Logstash Ouput Plugin for Vespa
Plugin for Logstash to write to Vespa. Apache 2.0 license.
Installation
Download and unpack/install Logstash, then:
bin/logstash-plugin install logstash-output-vespa
Development
If you're developing the plugin, you'll want to do something like:
# build the gem
./gradlew gem
# install it as a Logstash plugin
/opt/logstash/bin/logstash-plugin install /path/to/logstash-output-vespa/logstash-output-vespa-$VERSION.gem
# profit
/opt/logstash/bin/logstash
Some more good info can be found here.
Usage
Logstash config example:
# read stuff
input {
# if you want to just send stuff to a "message" field from the terminal
#stdin {}
file {
# let's assume we have some data in a CSV file here
path => "/path/to/data.csv"
# read the file from the beginning
start_position => "beginning"
# on Logstash restart, forget where we left off and start over again
sincedb_path => "/dev/null"
}
}
# parse and transform data here
filter {
csv {
# how does the CSV file look like?
separator => ","
quote_char => '"'
# if the first line is the header, we'll skip it
skip_header => true
# columns of the CSV file. Make sure you have these fields in the Vespa schema
columns => ["id", "description", ...]
}
# remove fields that we don't need. Here you can do a lot more processing
mutate {
remove_field => ["@timestamp", "@version", "event", "host", "log", "message"]
}
}
# publish to Vespa
output {
# for debugging. You can have multiple outputs (just as you can have multiple inputs/filters)
#stdout {}
vespa_feed { # including defaults here
# Vespa endpoint, namespace, doc type (from the schema)

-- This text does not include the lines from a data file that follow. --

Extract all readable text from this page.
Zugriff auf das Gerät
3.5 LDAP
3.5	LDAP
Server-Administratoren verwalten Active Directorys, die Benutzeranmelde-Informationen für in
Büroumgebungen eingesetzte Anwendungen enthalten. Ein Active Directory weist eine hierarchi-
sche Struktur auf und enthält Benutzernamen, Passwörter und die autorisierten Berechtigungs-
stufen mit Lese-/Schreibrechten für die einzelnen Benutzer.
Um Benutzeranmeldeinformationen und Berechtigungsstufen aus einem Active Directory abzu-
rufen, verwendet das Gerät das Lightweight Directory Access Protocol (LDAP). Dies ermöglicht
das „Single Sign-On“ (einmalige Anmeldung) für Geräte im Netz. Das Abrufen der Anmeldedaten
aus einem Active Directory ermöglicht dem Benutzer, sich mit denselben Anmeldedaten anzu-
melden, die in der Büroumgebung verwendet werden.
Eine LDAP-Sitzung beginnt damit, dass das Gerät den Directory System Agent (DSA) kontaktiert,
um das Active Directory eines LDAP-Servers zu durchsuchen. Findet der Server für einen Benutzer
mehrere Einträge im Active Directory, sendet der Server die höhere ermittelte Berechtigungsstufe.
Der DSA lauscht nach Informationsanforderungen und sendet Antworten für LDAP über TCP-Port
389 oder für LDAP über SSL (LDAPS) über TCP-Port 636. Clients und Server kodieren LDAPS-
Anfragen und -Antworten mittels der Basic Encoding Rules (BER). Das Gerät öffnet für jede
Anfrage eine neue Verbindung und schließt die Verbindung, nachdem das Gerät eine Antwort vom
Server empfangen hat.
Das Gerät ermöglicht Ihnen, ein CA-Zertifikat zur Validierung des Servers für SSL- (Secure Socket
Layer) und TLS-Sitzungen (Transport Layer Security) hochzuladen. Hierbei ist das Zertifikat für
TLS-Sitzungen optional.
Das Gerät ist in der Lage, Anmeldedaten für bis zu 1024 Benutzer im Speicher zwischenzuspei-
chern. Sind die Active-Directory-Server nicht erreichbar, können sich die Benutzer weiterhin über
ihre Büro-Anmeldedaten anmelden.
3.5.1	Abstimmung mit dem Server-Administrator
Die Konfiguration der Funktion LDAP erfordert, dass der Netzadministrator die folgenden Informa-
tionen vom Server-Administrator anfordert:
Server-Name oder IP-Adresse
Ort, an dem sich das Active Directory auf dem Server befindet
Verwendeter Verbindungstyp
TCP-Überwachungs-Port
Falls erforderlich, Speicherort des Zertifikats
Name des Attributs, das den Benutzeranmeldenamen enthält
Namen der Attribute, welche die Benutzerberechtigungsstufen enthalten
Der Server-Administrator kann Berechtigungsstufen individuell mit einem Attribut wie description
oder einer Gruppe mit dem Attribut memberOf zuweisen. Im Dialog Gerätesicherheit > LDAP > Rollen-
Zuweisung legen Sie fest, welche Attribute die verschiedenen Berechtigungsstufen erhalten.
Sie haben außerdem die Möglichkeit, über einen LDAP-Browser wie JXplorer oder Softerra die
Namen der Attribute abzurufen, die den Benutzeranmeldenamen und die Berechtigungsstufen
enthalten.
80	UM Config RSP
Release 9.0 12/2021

vespa_url => "http://localhost:8080"
namespace => "no_default_provide_yours"
document_type => "no_default_provide_yours_from_schema"
# take the document ID from this field in each row
# if the field doesn't exist, we generate a UUID
id_field => "id"
# how many HTTP/2 connections to keep open
max_connections => 1
# number of streams per connection
max_streams => 128
# request timeout (seconds) for each write operation
operation_timeout => 180
# after this time (seconds), the circuit breaker will be half-open:
# it will ping the endpoint to see if it's back,
# then resume sending requests when it's back
grace_period => 10
# how many times to retry on transient failures
max_retries => 10
}
}
Then you can start Logstash while pointing to the config file like:
bin/logstash -f logstash.conf